PRIDE IN MARKET PERFORMANCE

Carlyle's 30.5 million share initial public offering was priced at $22 on Wednesday, below its expected price range of $23 to $25 per unit, giving it a market value of about $6.7 billion.

The discount did not directly affect Carlyle's owners as they did not sell shares in the IPO. Carlyle sold about 10 percent of itself by issuing new shares, diluting the owners' stakes. Still, the value of their firm proved lower than they had hoped.

Some large institutional investors were leery about investing in Carlyle because of the poor after-market performance of its peers, according to people close to the deal. Others stayed away from the deal because it would have forced their investors to fill out a burdensome partnership tax form known as a K-1. This further reduced the size of the investor pool on the large deal.

It was important to Carlyle's management team that its own IPO performs well, as the firm prides itself on the after-market performance of its portfolio companies, the sources said.

Carlyle's order book was oversubscribed several times over, said one source, with the top 20 financial institutions - many of them mutual funds - accounting for 75 percent of the deal.

Carlyle, which has taken many of its portfolio companies public since its founding in 1987, had marketed the original price range of its IPO as conservative. Its decision to scale back the price further on Wednesday contrasts sharply with the excitement over Blackstone Group LP's (BX.N)'s $4.1 billion IPO five years ago.

But the performance of alternative-asset management stocks has been lackluster since Blackstone started trading.

Blackstone's shares have tumbled 56 percent since its 2007 trading debut, while Apollo Global Management LLC (APO.N) has declined 32 percent.
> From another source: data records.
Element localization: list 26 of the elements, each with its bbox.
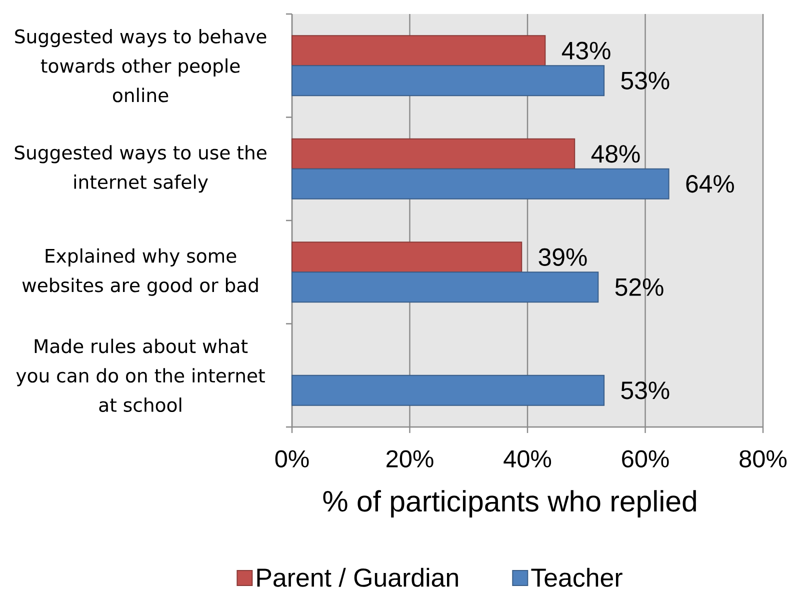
bar xyxy=(292,65,605,96)
data-label: 64% xyxy=(686,175,734,193)
data-label: 52% xyxy=(615,278,664,296)
data-label: 53% xyxy=(621,72,670,90)
bar xyxy=(292,168,670,200)
bar xyxy=(292,242,522,273)
data-label: 48% xyxy=(591,145,640,163)
bar xyxy=(292,35,546,66)
data-label: 53% xyxy=(621,382,670,400)
x-axis-title: % of participants who replied xyxy=(323,490,696,518)
legend-label: Teacher xyxy=(531,568,622,587)
y-tick-label: Explained why some websites are good or bad xyxy=(22,248,258,296)
y-tick-label: Suggested ways to behave towards other people online xyxy=(15,28,266,102)
bar xyxy=(292,272,599,303)
x-tick-label: 40% xyxy=(504,450,552,468)
x-tick-label: 0% xyxy=(275,450,309,468)
legend-label: Parent / Guardian xyxy=(257,568,458,587)
bar xyxy=(292,374,605,406)
data-label: 39% xyxy=(538,248,587,266)
y-tick-label: Made rules about what you can do on the internet at school xyxy=(16,338,265,412)
data-label: 43% xyxy=(562,42,610,60)
bar xyxy=(292,138,576,170)
y-tick-label: Suggested ways to use the internet safely xyxy=(14,145,266,193)
x-tick-label: 80% xyxy=(740,450,787,468)
x-tick-label: 60% xyxy=(622,450,669,468)
x-tick-label: 20% xyxy=(386,450,434,468)
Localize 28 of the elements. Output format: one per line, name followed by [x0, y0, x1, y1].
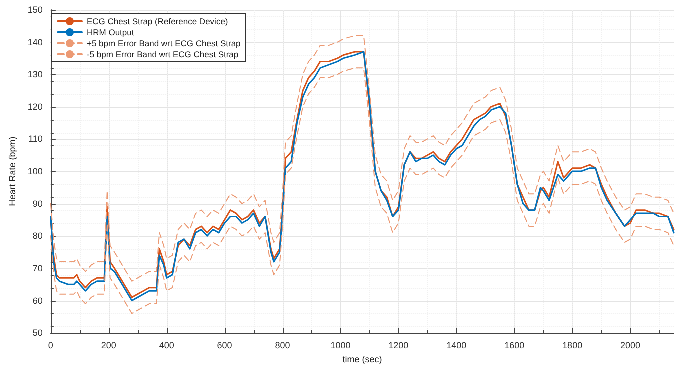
x-tick-label: 1200 — [388, 340, 409, 351]
legend-label: -5 bpm Error Band wrt ECG Chest Strap — [87, 50, 239, 60]
x-tick-label: 800 — [275, 340, 290, 351]
y-tick-label: 80 — [32, 231, 43, 242]
y-tick-label: 110 — [28, 134, 43, 144]
y-tick-label: 100 — [28, 166, 43, 177]
x-tick-label: 1400 — [446, 340, 467, 351]
legend-label: ECG Chest Strap (Reference Device) — [87, 16, 228, 26]
y-tick-label: 150 — [28, 5, 43, 15]
x-tick-label: 200 — [101, 340, 116, 351]
x-axis-title: time (sec) — [342, 354, 382, 364]
legend-label: +5 bpm Error Band wrt ECG Chest Strap — [87, 38, 242, 48]
x-tick-label: 2000 — [620, 340, 641, 351]
x-tick-label: 1800 — [562, 340, 583, 351]
x-tick-label: 600 — [217, 340, 232, 351]
x-tick-label: 1600 — [504, 340, 525, 351]
y-tick-label: 90 — [32, 198, 43, 209]
y-tick-label: 70 — [32, 263, 43, 274]
x-tick-label: 400 — [159, 340, 174, 351]
y-tick-label: 140 — [28, 37, 43, 48]
y-tick-label: 130 — [28, 70, 43, 80]
legend-label: HRM Output — [87, 28, 135, 38]
x-tick-label: 0 — [48, 340, 54, 351]
y-tick-label: 50 — [32, 328, 43, 338]
y-axis-title: Heart Rate (bpm) — [8, 136, 18, 206]
x-tick-label: 1000 — [330, 340, 351, 351]
y-tick-label: 60 — [32, 296, 43, 306]
y-tick-label: 120 — [28, 102, 43, 112]
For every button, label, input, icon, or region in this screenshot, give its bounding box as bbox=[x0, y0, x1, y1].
Oaktree Capital Group LLC (OAK.N), which went public in April, has fallen 6 percent.

Investors often complain that the balance sheets of these firms are too hard to value and that their earnings can rely excessively on carried interest, their cut of their funds' investment profits - which is often both cyclical and volatile.

RUBENSTEIN'S DASHED HOPES

Shares of Blackstone, KKR & Co LP (KKR.N) and Apollo all closed down on their first trading day from their opening price. By finishing trading up, even by just 0.2 percent, Carlyle's shares outperformed.

To be sure, this was achieved in an adverse market that saw the S&P 500 Index .INX drop 0.8 percent on Thursday and the S&P Asset Management and Custody Banks Index .GSPAMCB drop by 1.4 percent.

But it wasn't enough for Carlyle co-founder David Rubenstein to save face. He had told investors during the company's road show that by valuing the firm conservatively, he hoped Carlyle's stock would rise after the firm went public, unlike the selloffs that followed the recent IPOs of its peers.

"Our principal focus in the offering was to attract a large number of highly respected institutional investors who support our emphasis on cash earnings and who will support our efforts to grow the firm over the long term. We think we have accomplished that objective," Rubenstein said in a statement after the market close on Thursday.

Rubenstein, together with the other two Carlyle founders -William Conway and Daniel D'Aniello - stayed behind the cameras on Thursday at the trading opening ceremony at Nasdaq in New York, as representatives from a charity of their choice rang the bell.

Carlyle invited Junior Achievement, the world's largest organization dedicated to teaching financial literacy, work readiness and entrepreneurship to young people, to do the honors.

Unlike Blackstone, KKR and Apollo, Carlyle spurned the New York Stock Exchange for Nasdaq. Carlyle Chief Financial Officer Adena Friedman joined the firm early last year from Nasdaq, where she had worked since 1993, serving in various positions until she became CFO of Nasdaq in August 2009.